Sunday, April 27, 2008

Needing Attention

I know a little girl who is about 10 or 12 yoa. She is very good at memorizing Scripture and getting all the answers and projects right in our church's midweek Bible class. She volunteers to do many things. She has a fun personality and a lot of enthusiasm. The problem is she gets into trouble a lot.

At school she's been in trouble several times lately for various things. At church regularly she is being reprimanded or made to come sit by her parents. She sometimes takes other people's things.

Some of the adults in her life have talked to her about doing right, about applying the memorized verses to her life. So far, apparently these talks haven't had effect.

I'm not around the little girl very much, but I have a possible explanation for her behavior. I think she gets a lot of attention for being bad. I don't hear people praise her for doing right very often, and that may be because doesn't do right a lot of the time. However, I believe that a child who craves attention will get it one way or the other. If negative attention is all they can get, then that's what they will try for. After a while this becomes a habit, and the child may not even think about whether to do right or wrong.

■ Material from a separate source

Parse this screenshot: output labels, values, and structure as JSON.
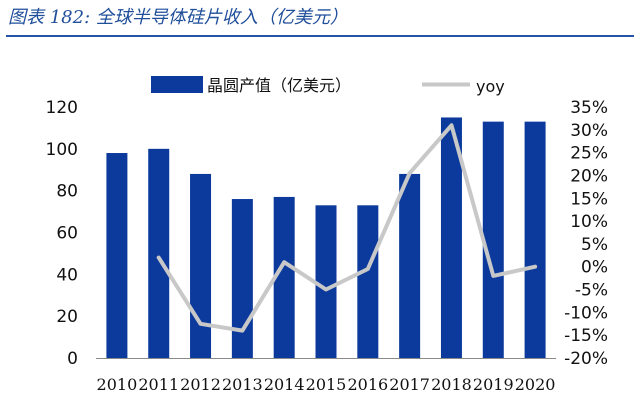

I believe that if the adults and especially the parents would turn around and praise the girl for the good things she does, and praise her on a regular basis, she may start to change some of her behavior. Praise for doing right can go a long way.

I know one little boy who had acted up and out all day. He had gotten in trouble over and over until his mother was ready to "get" him. The mother decided to change her own behavior and started to praise him for small, not-so-important things that he did. That's all it took. He turned around and was a wonderful child for the rest of that day.

I know the little girl I've been talking about probably has several problems that are causing her misbehavior, but I believe giving her attention for the good she does instead of the bad may cause some change.

4 comments:

Momstheword said...

Well done! Negative attention is better than no attention at all! That's sad, though. She certainly would benefit from some positive attention.

Jen said...

You're exactly right. It's just so hard to find the good sometimes.

Paula said...

Some suggestions:

You did not hit Sue when you walked by her desk. Way to have control!

You combed your hair very well this morning. I appreciate your effort to look good and to be more grownup.

You walked out the door yesterday without tripping. Big improvement!! Thanks.

Jen said...

Easier said than done.

Actually, I'm glad that I don't really have any students like that this year. Not that some of them don't have their own mess, but none of them make me crazy. I have really good kids this year.